If you are an on-premise customer and enable this rule but do not route outbound email through Office 365, all NDRs – legitimate and backscatter – will be marked as spam [2].

  • If you are a hybrid customer and have some of your mailboxes hosted with Exchange Online and some of your mailboxes in your on-premise environment, your experience will be more complex.

    The service will look at where the mailbox is before taking action. It will treat the hosted mailboxes as above – legitimate NDRs will be delivered and backscatter will be marked as spam.

    For the on-premise (non-hosted) mailboxes, it depends on what the Advance Spam Filter setting is. If it is enabled, legitimate NDRs will be delivered and backscatter marked as spam. If not enabled, it will go through regular filtering where it may or may not be marked as spam.

    We recommend enabling this rule if all outbound email flows through EOP. If you have a split scenario where some outbound email flows through EOP and some doesn’t, then enabling this rule may generate false positives because legitimate NDRs will be marked as spam. However, if you don’t enable this rule you may get backscatter spam in your on-premise mailbox because the regular spam filter may not catch it.


Conclusion

We hope that this helps customers catch more backscatter spam than previously. If you have problems with this feature – either it catches too much or not enough – please let us know.

Thanks for reading.



[1] Some customers have problems with backscatter spam; by enabling the Advanced Spam Rule today, backscatter does go down but unfortunately legitimate NDRs are marked as spam. Boomerang will solve that problem.

However, many other customers do not have problems with backscatter and therefore don’t have the Advanced Spam Rule enabled. After Boomerang is released, these customers will have the same experience and therefore don’t need to enable it. However, if they send outbound email through EOP we still recommend enabling it so that they have proactive protection in case backscatter ever does become a problem in the future.

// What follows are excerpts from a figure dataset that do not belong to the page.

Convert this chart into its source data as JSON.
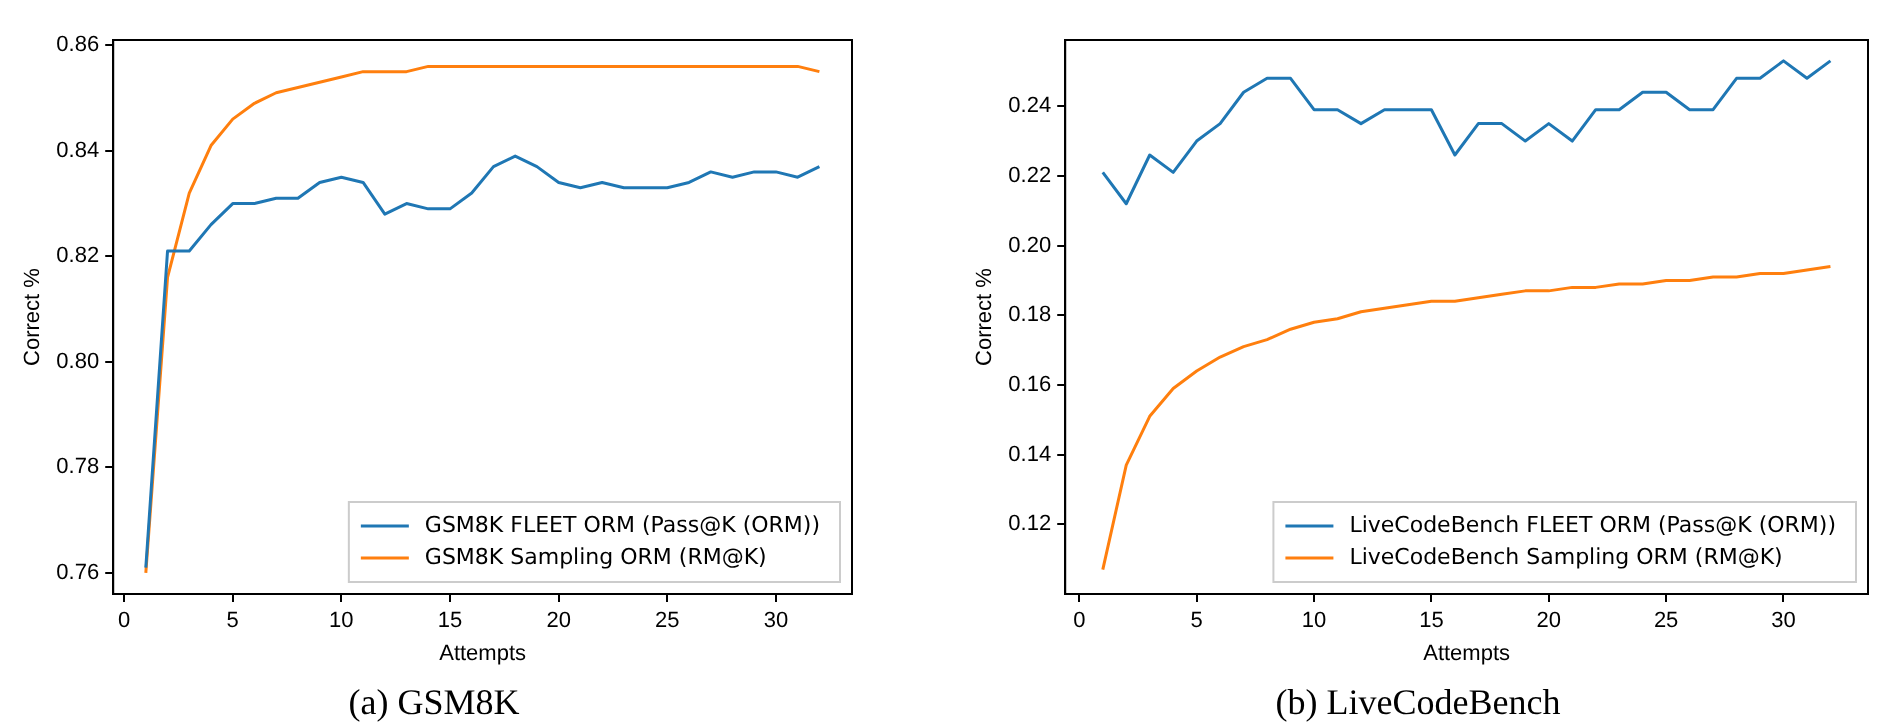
{
  "chart_data": [
    {
      "type": "line",
      "title": "(a) GSM8K",
      "xlabel": "Attempts",
      "ylabel": "Correct %",
      "x": [
        1,
        2,
        3,
        4,
        5,
        6,
        7,
        8,
        9,
        10,
        11,
        12,
        13,
        14,
        15,
        16,
        17,
        18,
        19,
        20,
        21,
        22,
        23,
        24,
        25,
        26,
        27,
        28,
        29,
        30,
        31,
        32
      ],
      "series": [
        {
          "name": "GSM8K FLEET ORM (Pass@K (ORM))",
          "color": "#1f77b4",
          "values": [
            0.761,
            0.821,
            0.821,
            0.826,
            0.83,
            0.83,
            0.831,
            0.831,
            0.834,
            0.835,
            0.834,
            0.828,
            0.83,
            0.829,
            0.829,
            0.832,
            0.837,
            0.839,
            0.837,
            0.834,
            0.833,
            0.834,
            0.833,
            0.833,
            0.833,
            0.834,
            0.836,
            0.835,
            0.836,
            0.836,
            0.835,
            0.837
          ]
        },
        {
          "name": "GSM8K Sampling ORM (RM@K)",
          "color": "#ff7f0e",
          "values": [
            0.76,
            0.816,
            0.832,
            0.841,
            0.846,
            0.849,
            0.851,
            0.852,
            0.853,
            0.854,
            0.855,
            0.855,
            0.855,
            0.856,
            0.856,
            0.856,
            0.856,
            0.856,
            0.856,
            0.856,
            0.856,
            0.856,
            0.856,
            0.856,
            0.856,
            0.856,
            0.856,
            0.856,
            0.856,
            0.856,
            0.856,
            0.855
          ]
        }
      ],
      "xlim": [
        -0.5,
        33.5
      ],
      "xticks": [
        0,
        5,
        10,
        15,
        20,
        25,
        30
      ],
      "ylim": [
        0.756,
        0.861
      ],
      "yticks": [
        0.76,
        0.78,
        {
          "value": 0.8,
          "label": "0.80"
        },
        0.82,
        0.84,
        0.86
      ],
      "legend": "bottom right",
      "grid": false,
      "marker": "none"
    },
    {
      "type": "line",
      "title": "(b) LiveCodeBench",
      "xlabel": "Attempts",
      "ylabel": "Correct %",
      "x": [
        1,
        2,
        3,
        4,
        5,
        6,
        7,
        8,
        9,
        10,
        11,
        12,
        13,
        14,
        15,
        16,
        17,
        18,
        19,
        20,
        21,
        22,
        23,
        24,
        25,
        26,
        27,
        28,
        29,
        30,
        31,
        32
      ],
      "series": [
        {
          "name": "LiveCodeBench FLEET ORM (Pass@K (ORM))",
          "color": "#1f77b4",
          "values": [
            0.221,
            0.212,
            0.226,
            0.221,
            0.23,
            0.235,
            0.244,
            0.248,
            0.248,
            0.239,
            0.239,
            0.235,
            0.239,
            0.239,
            0.239,
            0.226,
            0.235,
            0.235,
            0.23,
            0.235,
            0.23,
            0.239,
            0.239,
            0.244,
            0.244,
            0.239,
            0.239,
            0.248,
            0.248,
            0.253,
            0.248,
            0.253
          ]
        },
        {
          "name": "LiveCodeBench Sampling ORM (RM@K)",
          "color": "#ff7f0e",
          "values": [
            0.107,
            0.137,
            0.151,
            0.159,
            0.164,
            0.168,
            0.171,
            0.173,
            0.176,
            0.178,
            0.179,
            0.181,
            0.182,
            0.183,
            0.184,
            0.184,
            0.185,
            0.186,
            0.187,
            0.187,
            0.188,
            0.188,
            0.189,
            0.189,
            0.19,
            0.19,
            0.191,
            0.191,
            0.192,
            0.192,
            0.193,
            0.194
          ]
        }
      ],
      "xlim": [
        -0.6,
        33.6
      ],
      "xticks": [
        0,
        5,
        10,
        15,
        20,
        25,
        30
      ],
      "ylim": [
        0.1,
        0.259
      ],
      "yticks": [
        0.12,
        0.14,
        0.16,
        0.18,
        {
          "value": 0.2,
          "label": "0.20"
        },
        0.22,
        0.24
      ],
      "legend": "bottom right",
      "grid": false,
      "marker": "none"
    }
  ]
}
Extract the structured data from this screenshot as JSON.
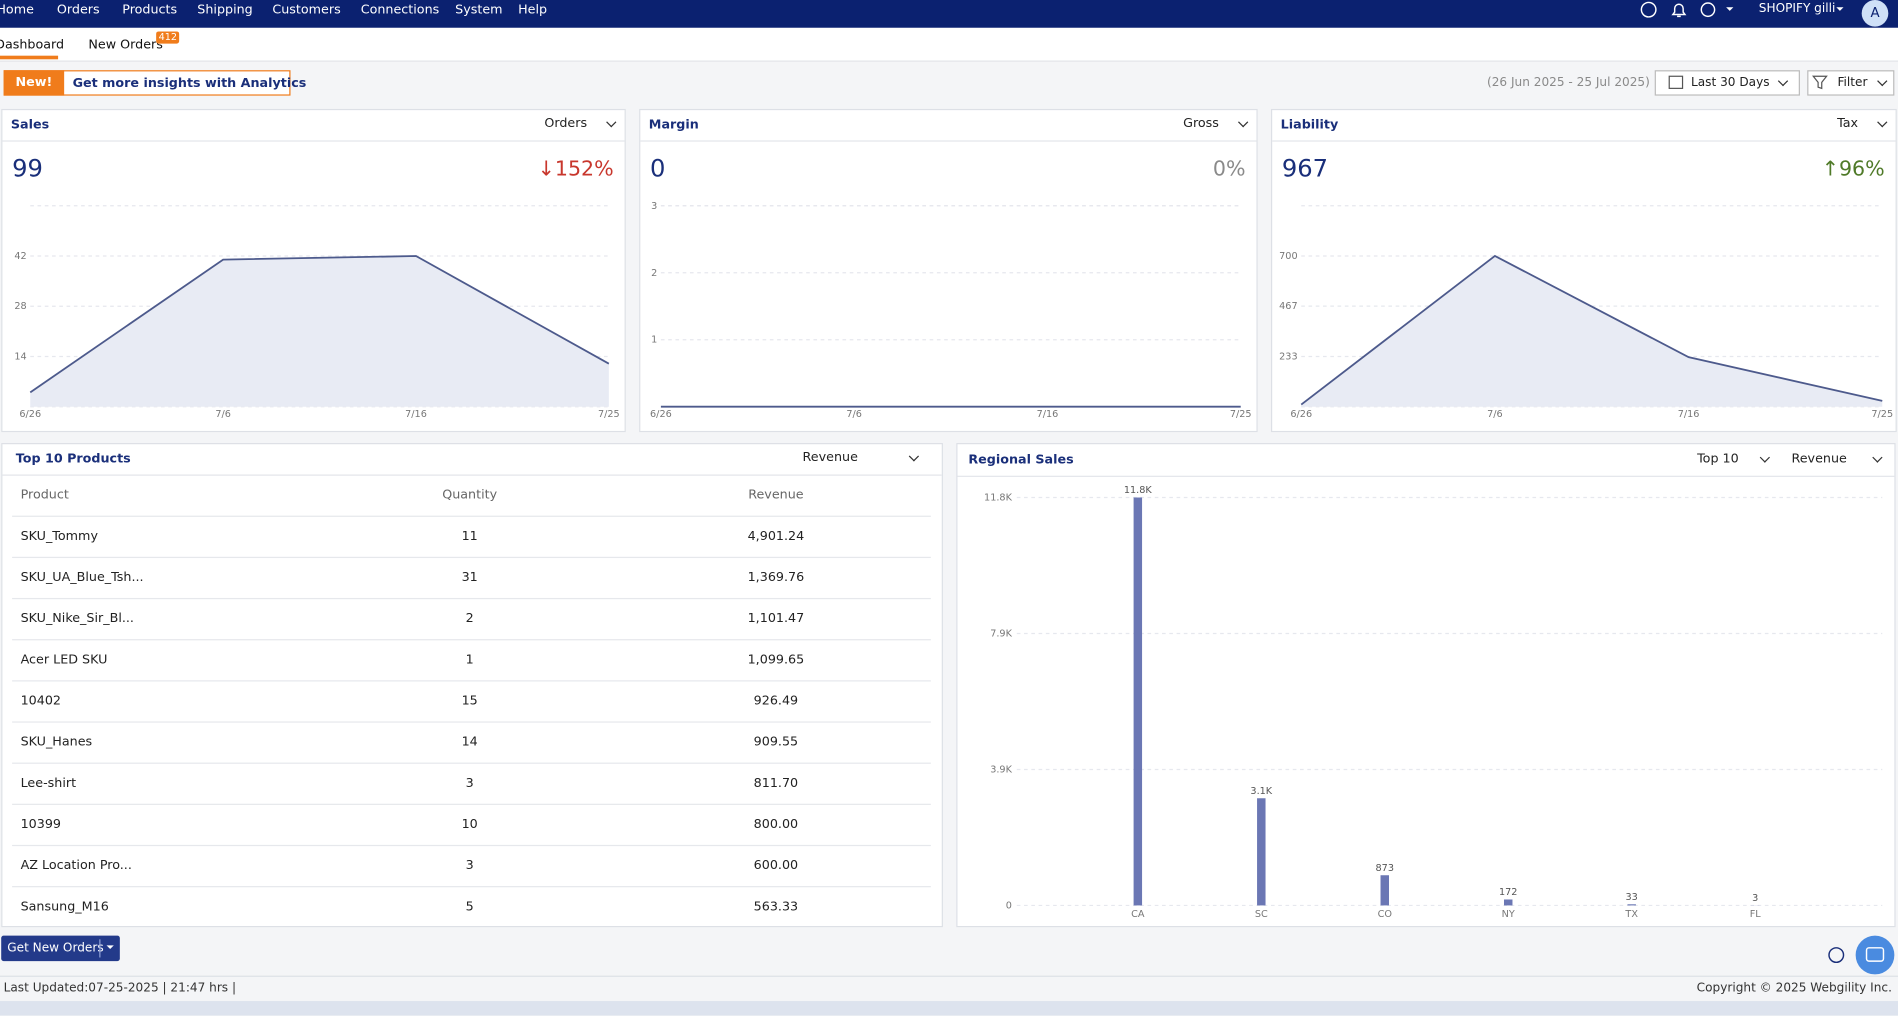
{
  "nav": {
    "items": [
      "Home",
      "Orders",
      "Products",
      "Shipping",
      "Customers",
      "Connections",
      "System",
      "Help"
    ],
    "account": "SHOPIFY gilli",
    "avatar": "A"
  },
  "tabs": [
    {
      "label": "Dashboard"
    },
    {
      "label": "New Orders",
      "badge": 412
    }
  ],
  "banner": {
    "tag": "New!",
    "text": "Get more insights with Analytics"
  },
  "date_range": "(26 Jun 2025 - 25 Jul 2025)",
  "period": "Last 30 Days",
  "filter": "Filter",
  "chart_data": [
    {
      "type": "line",
      "title": "Sales",
      "selector": "Orders",
      "total": 99,
      "change": "↓152%",
      "change_color": "#c8372d",
      "categories": [
        "6/26",
        "7/6",
        "7/16",
        "7/25"
      ],
      "values": [
        4,
        41,
        42,
        12
      ],
      "color": "#4d5a8c",
      "fill": "#e8ebf4",
      "ylim": [
        0,
        56
      ],
      "yticks": [
        14,
        28,
        42
      ],
      "grid": true
    },
    {
      "type": "line",
      "title": "Margin",
      "selector": "Gross",
      "total": 0,
      "change": "0%",
      "change_color": "#8a8a8a",
      "categories": [
        "6/26",
        "7/6",
        "7/16",
        "7/25"
      ],
      "values": [
        0,
        0,
        0,
        0
      ],
      "color": "#4d5a8c",
      "fill": "#e8ebf4",
      "ylim": [
        0,
        3
      ],
      "yticks": [
        1,
        2,
        3
      ],
      "grid": true
    },
    {
      "type": "line",
      "title": "Liability",
      "selector": "Tax",
      "total": 967,
      "change": "↑96%",
      "change_color": "#4f7a28",
      "categories": [
        "6/26",
        "7/6",
        "7/16",
        "7/25"
      ],
      "values": [
        10,
        700,
        230,
        27
      ],
      "color": "#4d5a8c",
      "fill": "#e8ebf4",
      "ylim": [
        0,
        933
      ],
      "yticks": [
        233,
        467,
        700
      ],
      "grid": true
    },
    {
      "type": "bar",
      "title": "Regional Sales",
      "selectors": [
        "Top 10",
        "Revenue"
      ],
      "categories": [
        "CA",
        "SC",
        "CO",
        "NY",
        "TX",
        "FL"
      ],
      "values": [
        11800,
        3100,
        873,
        172,
        33,
        3
      ],
      "value_labels": [
        "11.8K",
        "3.1K",
        "873",
        "172",
        "33",
        "3"
      ],
      "color": "#6b77b4",
      "ylim": [
        0,
        11800
      ],
      "yticks": [
        0,
        {
          "value": 3933,
          "label": "3.9K"
        },
        {
          "value": 7867,
          "label": "7.9K"
        },
        {
          "value": 11800,
          "label": "11.8K"
        }
      ],
      "grid": true
    }
  ],
  "top_products": {
    "title": "Top 10 Products",
    "selector": "Revenue",
    "columns": [
      "Product",
      "Quantity",
      "Revenue"
    ],
    "rows": [
      [
        "SKU_Tommy",
        11,
        "4,901.24"
      ],
      [
        "SKU_UA_Blue_Tsh...",
        31,
        "1,369.76"
      ],
      [
        "SKU_Nike_Sir_Bl...",
        2,
        "1,101.47"
      ],
      [
        "Acer LED SKU",
        1,
        "1,099.65"
      ],
      [
        "10402",
        15,
        "926.49"
      ],
      [
        "SKU_Hanes",
        14,
        "909.55"
      ],
      [
        "Lee-shirt",
        3,
        "811.70"
      ],
      [
        "10399",
        10,
        "800.00"
      ],
      [
        "AZ Location Pro...",
        3,
        "600.00"
      ],
      [
        "Sansung_M16",
        5,
        "563.33"
      ]
    ]
  },
  "actions": {
    "get_orders": "Get New Orders"
  },
  "footer": {
    "last_updated": "Last Updated:07-25-2025 | 21:47 hrs |",
    "copyright": "Copyright © 2025 Webgility Inc."
  }
}
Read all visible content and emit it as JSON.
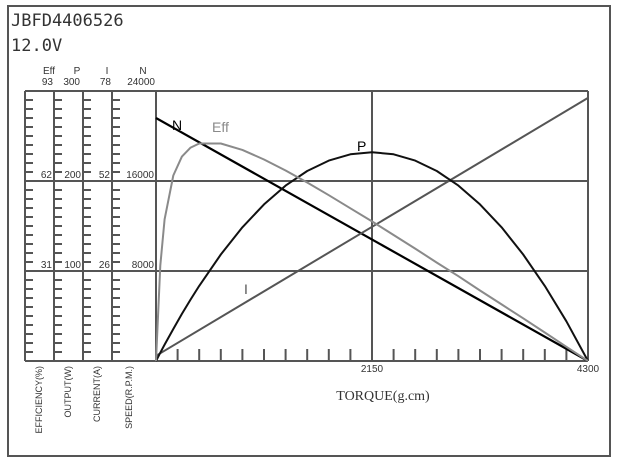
{
  "header": {
    "model": "JBFD4406526",
    "voltage": "12.0V"
  },
  "chart_data": {
    "type": "line",
    "xlabel": "TORQUE(g.cm)",
    "xlim": [
      0,
      4300
    ],
    "x_tick_labels": [
      "2150",
      "4300"
    ],
    "grid": true,
    "axes": [
      {
        "key": "eff",
        "symbol": "Eff",
        "label": "EFFICIENCY(%)",
        "max": 93,
        "ticks": [
          "93",
          "62",
          "31"
        ]
      },
      {
        "key": "p",
        "symbol": "P",
        "label": "OUTPUT(W)",
        "max": 300,
        "ticks": [
          "300",
          "200",
          "100"
        ]
      },
      {
        "key": "i",
        "symbol": "I",
        "label": "CURRENT(A)",
        "max": 78,
        "ticks": [
          "78",
          "52",
          "26"
        ]
      },
      {
        "key": "n",
        "symbol": "N",
        "label": "SPEED(R.P.M.)",
        "max": 24000,
        "ticks": [
          "24000",
          "16000",
          "8000"
        ]
      }
    ],
    "series": [
      {
        "name": "N",
        "axis": "n",
        "color": "#000000",
        "x": [
          0,
          4300
        ],
        "y": [
          21600,
          0
        ]
      },
      {
        "name": "I",
        "axis": "i",
        "color": "#555555",
        "x": [
          0,
          4300
        ],
        "y": [
          1.5,
          76
        ]
      },
      {
        "name": "P",
        "axis": "p",
        "color": "#111111",
        "x": [
          0,
          43,
          86,
          172,
          258,
          344,
          430,
          645,
          860,
          1075,
          1290,
          1505,
          1720,
          1935,
          2150,
          2365,
          2580,
          2795,
          3010,
          3225,
          3440,
          3655,
          3870,
          4085,
          4300
        ],
        "y": [
          0,
          9.2,
          18.2,
          35.6,
          52.3,
          68.3,
          83.5,
          118.3,
          148.5,
          174.0,
          194.9,
          211.1,
          222.7,
          229.7,
          232,
          229.7,
          222.7,
          211.1,
          194.9,
          174.0,
          148.5,
          118.3,
          83.5,
          44.1,
          0
        ]
      },
      {
        "name": "Eff",
        "axis": "eff",
        "color": "#8a8a8a",
        "x": [
          0,
          43,
          86,
          172,
          258,
          344,
          430,
          645,
          860,
          1075,
          1290,
          1505,
          1720,
          1935,
          2150,
          2365,
          2580,
          2795,
          3010,
          3225,
          3440,
          3655,
          3870,
          4085,
          4300
        ],
        "y": [
          0,
          32.9,
          48.8,
          63.9,
          70.4,
          73.5,
          74.9,
          74.9,
          72.7,
          69.4,
          65.6,
          61.5,
          57.1,
          52.6,
          48.1,
          43.4,
          38.7,
          33.9,
          29.2,
          24.3,
          19.5,
          14.7,
          9.8,
          4.9,
          0
        ]
      }
    ]
  }
}
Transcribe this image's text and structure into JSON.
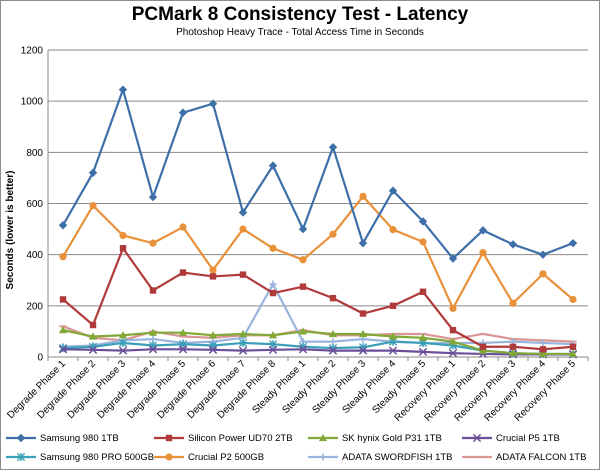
{
  "chart_data": {
    "type": "line",
    "title": "PCMark 8 Consistency Test - Latency",
    "subtitle": "Photoshop Heavy Trace - Total Access Time in Seconds",
    "xlabel": "",
    "ylabel": "Seconds (lower is better)",
    "ylim": [
      0,
      1200
    ],
    "yticks": [
      0,
      200,
      400,
      600,
      800,
      1000,
      1200
    ],
    "grid": true,
    "legend_position": "bottom",
    "categories": [
      "Degrade Phase 1",
      "Degrade Phase 2",
      "Degrade Phase 3",
      "Degrade Phase 4",
      "Degrade Phase 5",
      "Degrade Phase 6",
      "Degrade Phase 7",
      "Degrade Phase 8",
      "Steady Phase 1",
      "Steady Phase 2",
      "Steady Phase 3",
      "Steady Phase 4",
      "Steady Phase 5",
      "Recovery Phase 1",
      "Recovery Phase 2",
      "Recovery Phase 3",
      "Recovery Phase 4",
      "Recovery Phase 5"
    ],
    "series": [
      {
        "name": "Samsung 980 1TB",
        "color": "#3d6fa8",
        "marker": "diamond",
        "values": [
          515,
          720,
          1045,
          625,
          955,
          990,
          565,
          748,
          500,
          820,
          445,
          650,
          530,
          385,
          495,
          440,
          400,
          445
        ]
      },
      {
        "name": "Silicon Power UD70 2TB",
        "color": "#b03a3a",
        "marker": "square",
        "values": [
          225,
          125,
          425,
          260,
          330,
          315,
          322,
          250,
          275,
          230,
          170,
          200,
          255,
          105,
          40,
          40,
          30,
          40
        ]
      },
      {
        "name": "SK hynix Gold P31 1TB",
        "color": "#82a838",
        "marker": "triangle",
        "values": [
          105,
          80,
          85,
          95,
          95,
          85,
          90,
          85,
          100,
          90,
          90,
          80,
          75,
          60,
          25,
          15,
          12,
          12
        ]
      },
      {
        "name": "Crucial P5 1TB",
        "color": "#6b4f9a",
        "marker": "x",
        "values": [
          30,
          28,
          25,
          30,
          30,
          28,
          25,
          28,
          30,
          25,
          25,
          25,
          20,
          15,
          12,
          10,
          10,
          10
        ]
      },
      {
        "name": "Samsung 980 PRO 500GB",
        "color": "#3a9fb7",
        "marker": "asterisk",
        "values": [
          35,
          40,
          55,
          45,
          50,
          45,
          55,
          50,
          40,
          35,
          38,
          60,
          55,
          45,
          25,
          15,
          12,
          12
        ]
      },
      {
        "name": "Crucial P2 500GB",
        "color": "#e8913a",
        "marker": "circle",
        "values": [
          392,
          592,
          475,
          445,
          508,
          340,
          500,
          425,
          380,
          480,
          628,
          498,
          450,
          190,
          408,
          210,
          325,
          225
        ]
      },
      {
        "name": "ADATA SWORDFISH 1TB",
        "color": "#99b4de",
        "marker": "plus",
        "values": [
          40,
          45,
          65,
          70,
          55,
          60,
          75,
          285,
          60,
          60,
          70,
          60,
          55,
          55,
          55,
          60,
          55,
          50
        ]
      },
      {
        "name": "ADATA FALCON 1TB",
        "color": "#d99694",
        "marker": "dash",
        "values": [
          120,
          75,
          65,
          100,
          80,
          75,
          85,
          85,
          105,
          85,
          85,
          90,
          90,
          70,
          90,
          70,
          65,
          60
        ]
      }
    ]
  }
}
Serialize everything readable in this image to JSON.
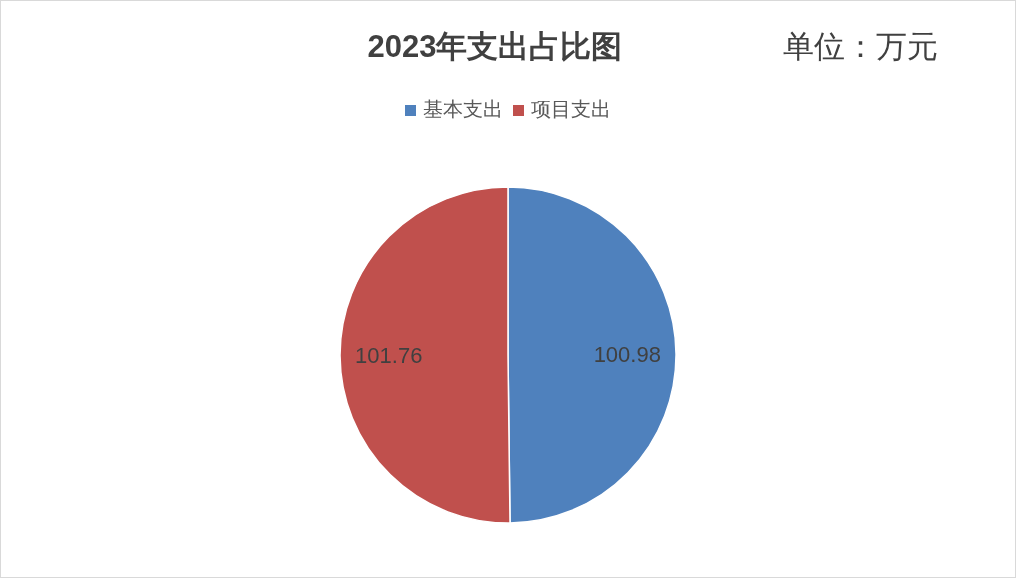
{
  "chart_data": {
    "type": "pie",
    "title": "2023年支出占比图",
    "subtitle": "单位：万元",
    "categories": [
      "基本支出",
      "项目支出"
    ],
    "values": [
      100.98,
      101.76
    ],
    "colors": [
      "#4f81bd",
      "#c0504d"
    ],
    "legend": "top",
    "data_labels": true
  }
}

[2] Boomerang works by looking for cryptographic tags in the bounce message. If the bounce message does not contain the tag, the message is backscatter. Because outbound messages that flow do not flow through EOP may still bounce back in through EOP, Boomerang will be confused and think that the missing tag that EOP inserts is due to the message being spoofed. However, in reality, the message was not supposed to contain the tag. Unfortunately, there is no way to sync that back to EOP and Boomerang if the ASF rule is enabled.